The moment I try to exec impala or a hive/MR ill get the "yarn: user not found" exception. The moment i add the user to all nodes it works fine.
But do i need to sync/create all my ldap users on all my cluster nodes or is it possible to that i can login as ldapuser and hue uses an internal technical account for impala and MR.
And of course : How and where it needs to be configured.
Thanks in advance
05-10-2017 12:06 PM
Thanks for you answer.
But that would mean that we need to sync 100 of users and groups to all of our cluster nodes to provide the fully linage and governance data lake with full fine security...
Isnt there another solution ?
How other enterprise customers solve this i can not imagine that big customers sync hundreds or thousand users to there local os machines?
05-10-2017 02:18 PM
@kaefaetz, You are correct that the management overhead for many users is a problem. One approach might be using automation tool like puppet or chef to update users on each host.
Many administrators who face your issue leverage software that will integrate plugins to handle OS user/group requests via retrieval from Active Directory or other sources.
SSSD, Centrify (costs money), and freeIPA are a few examples of such solutions.

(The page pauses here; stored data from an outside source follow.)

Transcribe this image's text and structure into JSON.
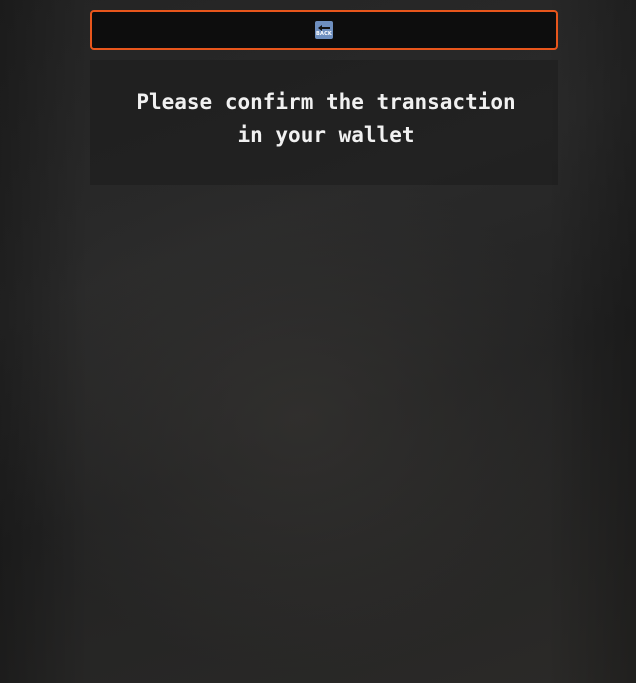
{
  "back_button": {
    "icon": "back-arrow-icon",
    "icon_text": "BACK",
    "border_color": "#e8561c",
    "icon_color": "#6e8fbf"
  },
  "message": {
    "text": "Please confirm the transaction\nin your wallet"
  }
}
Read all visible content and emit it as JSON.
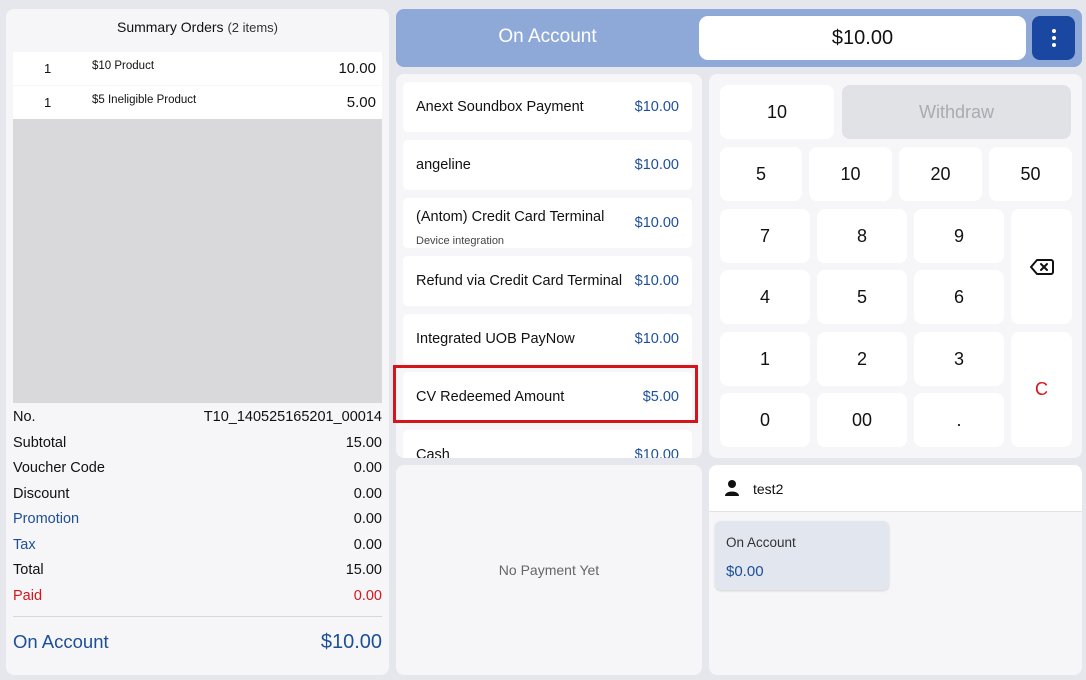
{
  "summary": {
    "title": "Summary Orders",
    "count": "(2 items)",
    "items": [
      {
        "qty": "1",
        "name": "$10 Product",
        "amount": "10.00"
      },
      {
        "qty": "1",
        "name": "$5 Ineligible Product",
        "amount": "5.00"
      }
    ],
    "lines": [
      {
        "label": "No.",
        "value": "T10_140525165201_00014"
      },
      {
        "label": "Subtotal",
        "value": "15.00"
      },
      {
        "label": "Voucher Code",
        "value": "0.00"
      },
      {
        "label": "Discount",
        "value": "0.00"
      },
      {
        "label": "Promotion",
        "value": "0.00"
      },
      {
        "label": "Tax",
        "value": "0.00"
      },
      {
        "label": "Total",
        "value": "15.00"
      },
      {
        "label": "Paid",
        "value": "0.00"
      }
    ],
    "total_label": "On Account",
    "total_value": "$10.00"
  },
  "header": {
    "title": "On Account",
    "amount": "$10.00",
    "menu_icon": "kebab-menu-icon"
  },
  "methods": [
    {
      "name": "Anext Soundbox Payment",
      "amount": "$10.00"
    },
    {
      "name": "angeline",
      "amount": "$10.00"
    },
    {
      "name": "(Antom) Credit Card Terminal",
      "sub": "Device integration",
      "amount": "$10.00"
    },
    {
      "name": "Refund via Credit Card Terminal",
      "amount": "$10.00"
    },
    {
      "name": "Integrated UOB PayNow",
      "amount": "$10.00"
    },
    {
      "name": "CV Redeemed Amount",
      "amount": "$5.00"
    },
    {
      "name": "Cash",
      "amount": "$10.00"
    }
  ],
  "keypad": {
    "display": "10",
    "withdraw": "Withdraw",
    "quick": [
      "5",
      "10",
      "20",
      "50"
    ],
    "digits": [
      "7",
      "8",
      "9",
      "4",
      "5",
      "6",
      "1",
      "2",
      "3",
      "0",
      "00",
      "."
    ],
    "backspace_icon": "backspace-icon",
    "clear": "C"
  },
  "payments": {
    "empty": "No Payment Yet"
  },
  "customer": {
    "name": "test2",
    "icon": "user-icon",
    "account_label": "On Account",
    "account_value": "$0.00"
  },
  "colors": {
    "accent": "#1a47a2",
    "header_bg": "#8ea9d8",
    "blue_text": "#1d4f99",
    "red_text": "#d4161c",
    "highlight": "#d4161c"
  }
}
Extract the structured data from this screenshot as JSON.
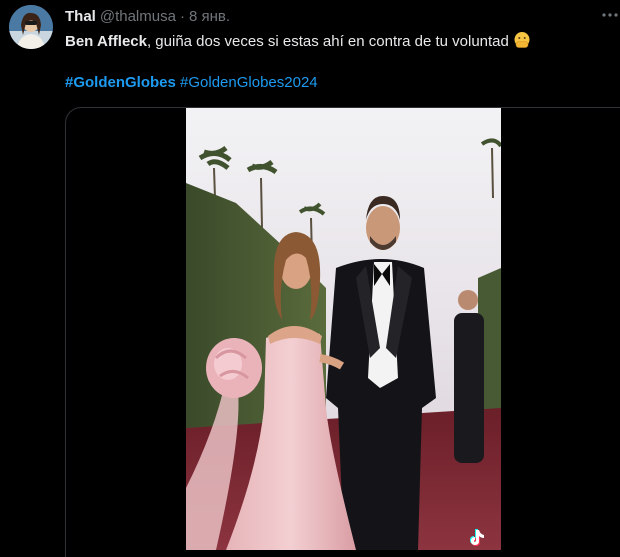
{
  "tweet": {
    "author": {
      "display_name": "Thal",
      "handle": "@thalmusa",
      "avatar_icon": "user-avatar-photo"
    },
    "separator": "·",
    "timestamp": "8 янв.",
    "more_icon": "more-horizontal-icon",
    "text": {
      "mention": "Ben Affleck",
      "body": ", guiña dos veces si estas ahí en contra de tu voluntad",
      "emoji": "face-with-hand-over-mouth"
    },
    "hashtags": [
      "#GoldenGlobes",
      "#GoldenGlobes2024"
    ],
    "media": {
      "kind": "video",
      "watermark_icon": "tiktok-icon"
    }
  },
  "colors": {
    "background": "#000000",
    "text": "#e7e9ea",
    "secondary": "#71767b",
    "link": "#1d9bf0",
    "border": "#2f3336"
  }
}
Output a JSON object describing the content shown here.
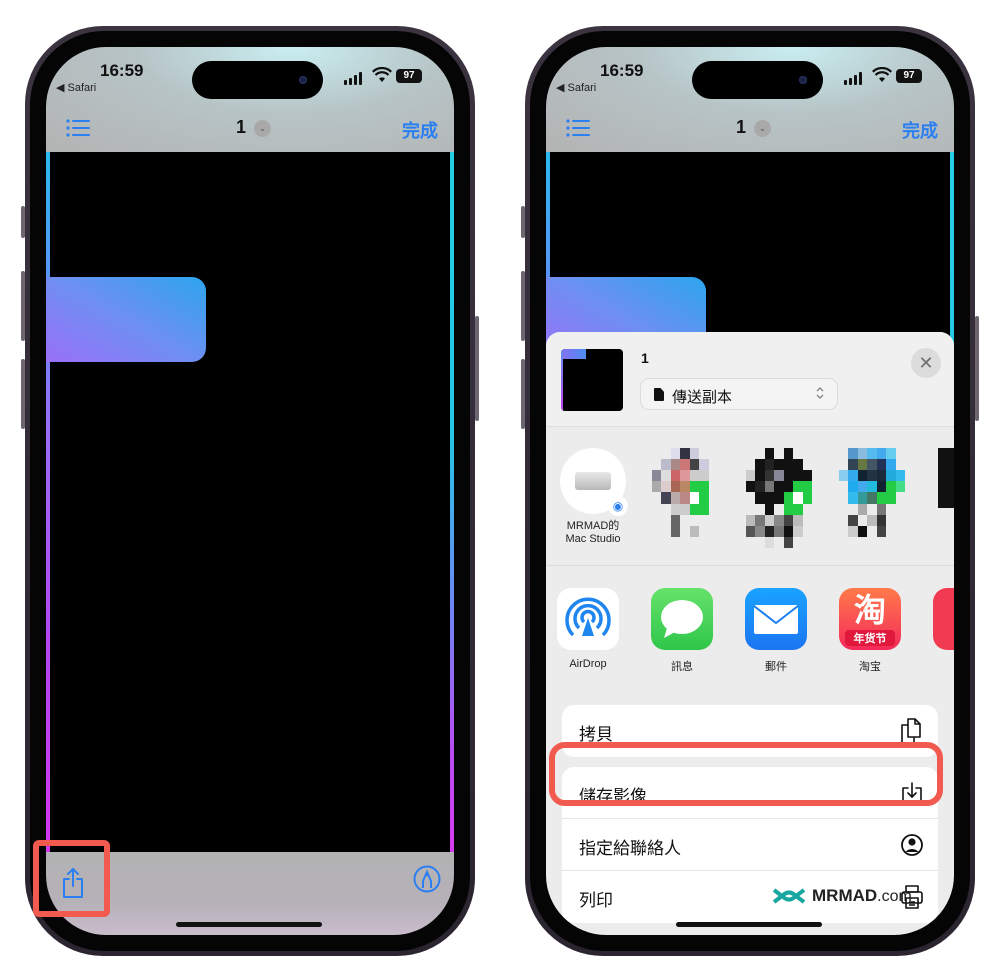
{
  "status_bar": {
    "time": "16:59",
    "back_app": "◀ Safari",
    "battery": "97"
  },
  "nav": {
    "page_number": "1",
    "chevron": "⌄",
    "done_label": "完成"
  },
  "share_sheet": {
    "title": "1",
    "option_label": "傳送副本",
    "option_updown": "⌃⌄",
    "close_glyph": "✕",
    "people": [
      {
        "name_line1": "MRMAD的",
        "name_line2": "Mac Studio"
      },
      {
        "name_line1": "",
        "name_line2": ""
      },
      {
        "name_line1": "",
        "name_line2": ""
      },
      {
        "name_line1": "",
        "name_line2": ""
      }
    ],
    "apps": [
      {
        "name": "AirDrop"
      },
      {
        "name": "訊息"
      },
      {
        "name": "郵件"
      },
      {
        "name": "淘宝",
        "icon_text": "淘",
        "icon_sub": "年货节"
      },
      {
        "name": ""
      }
    ],
    "actions": [
      {
        "label": "拷貝",
        "icon": "copy-icon"
      },
      {
        "label": "儲存影像",
        "icon": "save-download-icon"
      },
      {
        "label": "指定給聯絡人",
        "icon": "contact-icon"
      },
      {
        "label": "列印",
        "icon": "printer-icon"
      }
    ]
  },
  "watermark": {
    "brand": "MRMAD",
    "suffix": ".com"
  },
  "colors": {
    "accent_blue": "#2b7ff0",
    "highlight_red": "#f25a50"
  }
}
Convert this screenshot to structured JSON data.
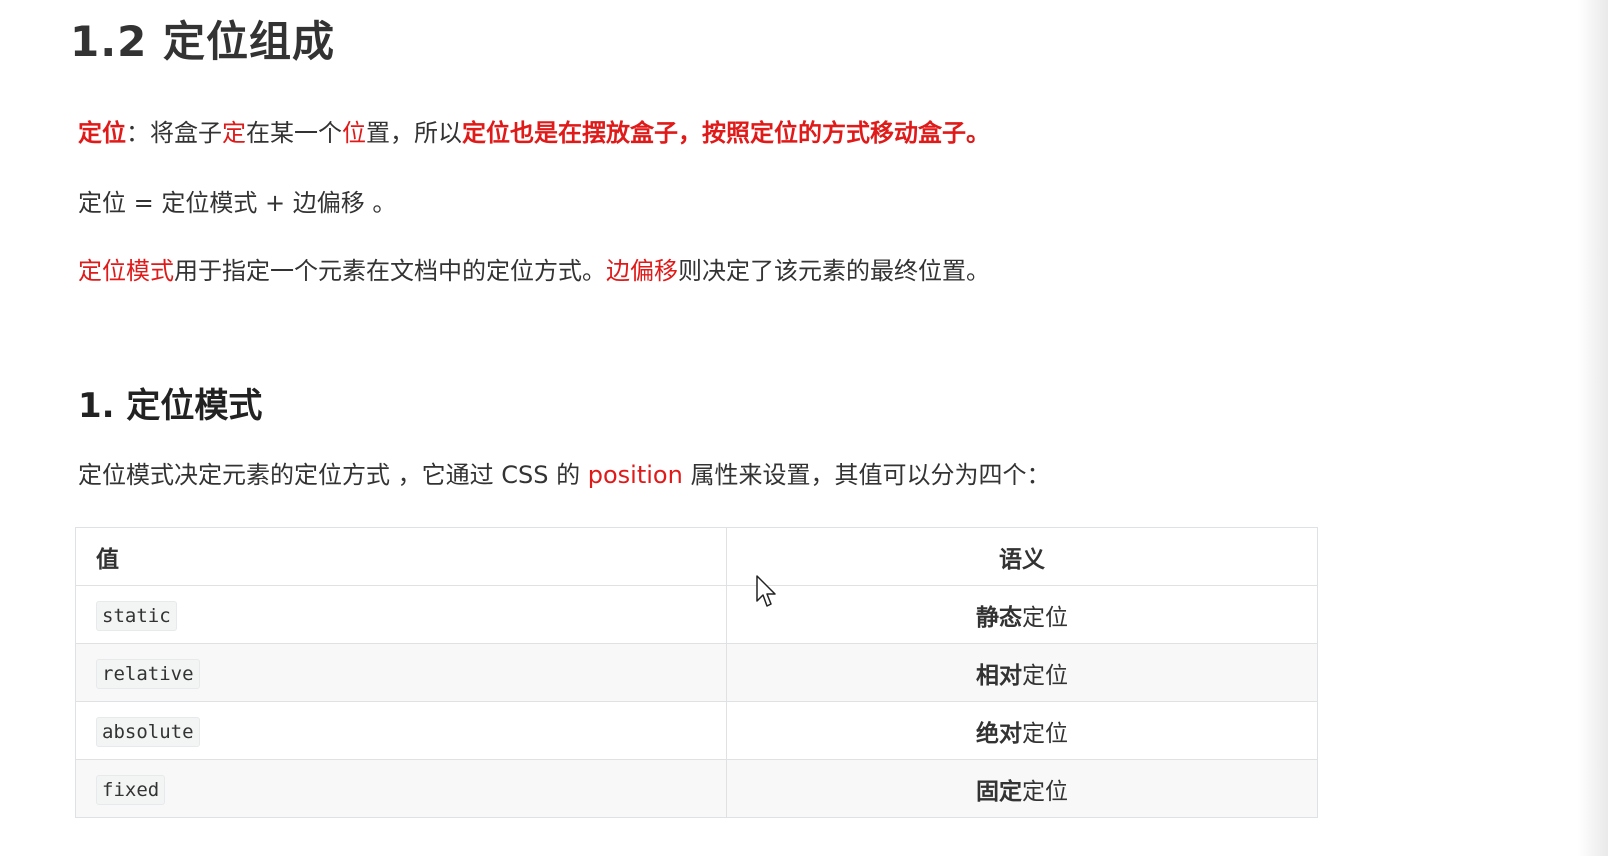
{
  "heading": "1.2 定位组成",
  "para1": {
    "t1": "定位",
    "t2": "：将盒子",
    "t3": "定",
    "t4": "在某一个",
    "t5": "位",
    "t6": "置，所以",
    "t7": "定位也是在摆放盒子，按照定位的方式移动盒子。"
  },
  "para2": "定位 = 定位模式 + 边偏移 。",
  "para3": {
    "t1": "定位模式",
    "t2": "用于指定一个元素在文档中的定位方式。",
    "t3": "边偏移",
    "t4": "则决定了该元素的最终位置。"
  },
  "subheading": "1. 定位模式",
  "para4": {
    "t1": "定位模式决定元素的定位方式 ，它通过 CSS 的 ",
    "t2": "position",
    "t3": " 属性来设置，其值可以分为四个："
  },
  "table": {
    "headers": [
      "值",
      "语义"
    ],
    "rows": [
      {
        "value": "static",
        "bold": "静态",
        "rest": "定位"
      },
      {
        "value": "relative",
        "bold": "相对",
        "rest": "定位"
      },
      {
        "value": "absolute",
        "bold": "绝对",
        "rest": "定位"
      },
      {
        "value": "fixed",
        "bold": "固定",
        "rest": "定位"
      }
    ]
  },
  "colors": {
    "accent_red": "#e01919",
    "text": "#333333",
    "table_border": "#dfe2e5"
  },
  "icons": {
    "cursor": "mouse-pointer-icon"
  }
}
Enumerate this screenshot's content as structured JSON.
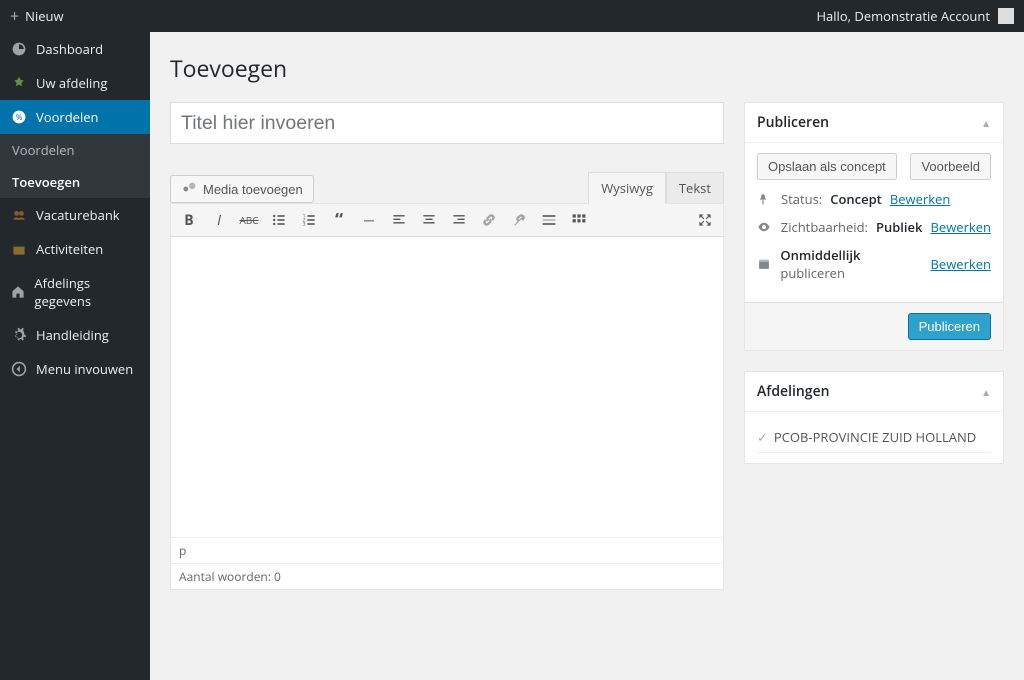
{
  "topbar": {
    "new_label": "Nieuw",
    "greeting": "Hallo, Demonstratie Account"
  },
  "sidebar": {
    "items": [
      {
        "label": "Dashboard"
      },
      {
        "label": "Uw afdeling"
      },
      {
        "label": "Voordelen"
      },
      {
        "label": "Vacaturebank"
      },
      {
        "label": "Activiteiten"
      },
      {
        "label": "Afdelings gegevens"
      },
      {
        "label": "Handleiding"
      },
      {
        "label": "Menu invouwen"
      }
    ],
    "submenu": {
      "items": [
        {
          "label": "Voordelen"
        },
        {
          "label": "Toevoegen"
        }
      ]
    }
  },
  "page": {
    "title": "Toevoegen",
    "title_placeholder": "Titel hier invoeren",
    "media_button": "Media toevoegen",
    "tab_wysiwyg": "Wysiwyg",
    "tab_text": "Tekst",
    "path": "p",
    "wordcount": "Aantal woorden: 0"
  },
  "publish": {
    "box_title": "Publiceren",
    "save_draft": "Opslaan als concept",
    "preview": "Voorbeeld",
    "status_label": "Status:",
    "status_value": "Concept",
    "edit": "Bewerken",
    "visibility_label": "Zichtbaarheid:",
    "visibility_value": "Publiek",
    "schedule_prefix": "Onmiddellijk",
    "schedule_suffix": "publiceren",
    "publish_button": "Publiceren"
  },
  "afdelingen": {
    "box_title": "Afdelingen",
    "items": [
      "PCOB-PROVINCIE ZUID HOLLAND"
    ]
  }
}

There is some information about this on the following page:
05-18-2017 11:39 AM
Tested bit further. Is there an Easy answer why impala is working with kerberos via hue (count(*)...) and hive is not.
Am i right that it is yarn which requires the local os users?
05-24-2017 12:25 AM
OK impala is not on top of yarn and for yarn applications such as spark or hive every user needs to be on the local os on every node.
But why is impala working without the users with kerberos and sentry activated?